The encyclical letter Laudato Si is available here on the Vatican website. St John Paul gives us guidance today, rooted in the impulse of the Second Vatican Council:
127. We are convinced that “(humankind) is the source, the focus and the aim of all economic and social life”.[Gaudium et Spes 63.]
Without stepping aside from the impulse of the culture, we can be seduced by its false and abusive approach to work:
Nonetheless, once our human capacity for contemplation and reverence is impaired, it becomes easy for the meaning of work to be misunderstood.[Centesimus Annus 37]
Properly understood, work does more than develop material assets:
We need to remember that men and women have “the capacity to improve their lot, to further their moral growth and to develop their spiritual endowments”.[Populorum Progressio 34]
Speaking from the inspiration of his second predecessor, consider Pope Francis’ list …

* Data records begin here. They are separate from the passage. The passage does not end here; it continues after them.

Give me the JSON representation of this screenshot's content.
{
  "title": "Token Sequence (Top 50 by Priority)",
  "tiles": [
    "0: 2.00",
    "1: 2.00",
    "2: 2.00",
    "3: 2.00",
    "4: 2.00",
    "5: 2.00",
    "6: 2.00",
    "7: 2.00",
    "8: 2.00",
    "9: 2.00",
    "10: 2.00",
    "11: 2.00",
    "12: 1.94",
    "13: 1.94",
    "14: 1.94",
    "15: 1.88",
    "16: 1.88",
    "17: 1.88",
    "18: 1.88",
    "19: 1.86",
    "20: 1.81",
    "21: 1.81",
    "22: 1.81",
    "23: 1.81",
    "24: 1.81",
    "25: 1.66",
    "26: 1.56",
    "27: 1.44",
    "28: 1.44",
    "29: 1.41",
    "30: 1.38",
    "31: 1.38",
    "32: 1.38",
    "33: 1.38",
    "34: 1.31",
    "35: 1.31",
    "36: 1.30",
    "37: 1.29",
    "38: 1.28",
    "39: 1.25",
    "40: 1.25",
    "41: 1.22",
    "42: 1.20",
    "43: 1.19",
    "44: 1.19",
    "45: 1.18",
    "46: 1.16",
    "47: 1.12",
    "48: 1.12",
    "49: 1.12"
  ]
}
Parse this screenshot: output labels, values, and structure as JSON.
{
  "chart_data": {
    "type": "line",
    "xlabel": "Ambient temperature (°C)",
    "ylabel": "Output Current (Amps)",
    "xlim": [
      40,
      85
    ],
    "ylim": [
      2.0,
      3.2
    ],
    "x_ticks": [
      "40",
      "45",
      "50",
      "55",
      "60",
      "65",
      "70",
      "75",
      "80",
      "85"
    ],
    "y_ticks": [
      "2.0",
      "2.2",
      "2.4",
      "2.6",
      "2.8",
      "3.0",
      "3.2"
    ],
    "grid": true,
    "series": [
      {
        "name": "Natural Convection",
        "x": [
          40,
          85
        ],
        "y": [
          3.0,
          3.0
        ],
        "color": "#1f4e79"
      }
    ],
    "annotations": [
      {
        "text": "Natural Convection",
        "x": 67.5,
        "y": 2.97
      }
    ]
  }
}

Work should be the setting for this rich personal growth, where many aspects of life enter into play:
- planning for the future,
- developing our talents,
- living out our values,
- relating to others,
- giving glory to God.
Pope Benedict seems unsatisfied with unemployment rates of any size:
It follows that, in the reality of today’s global society, it is essential that “we continue to prioritize the goal of access to steady employment for everyone”,[Caritas in Veritate 32] no matter the limited interests of business and dubious economic reasoning.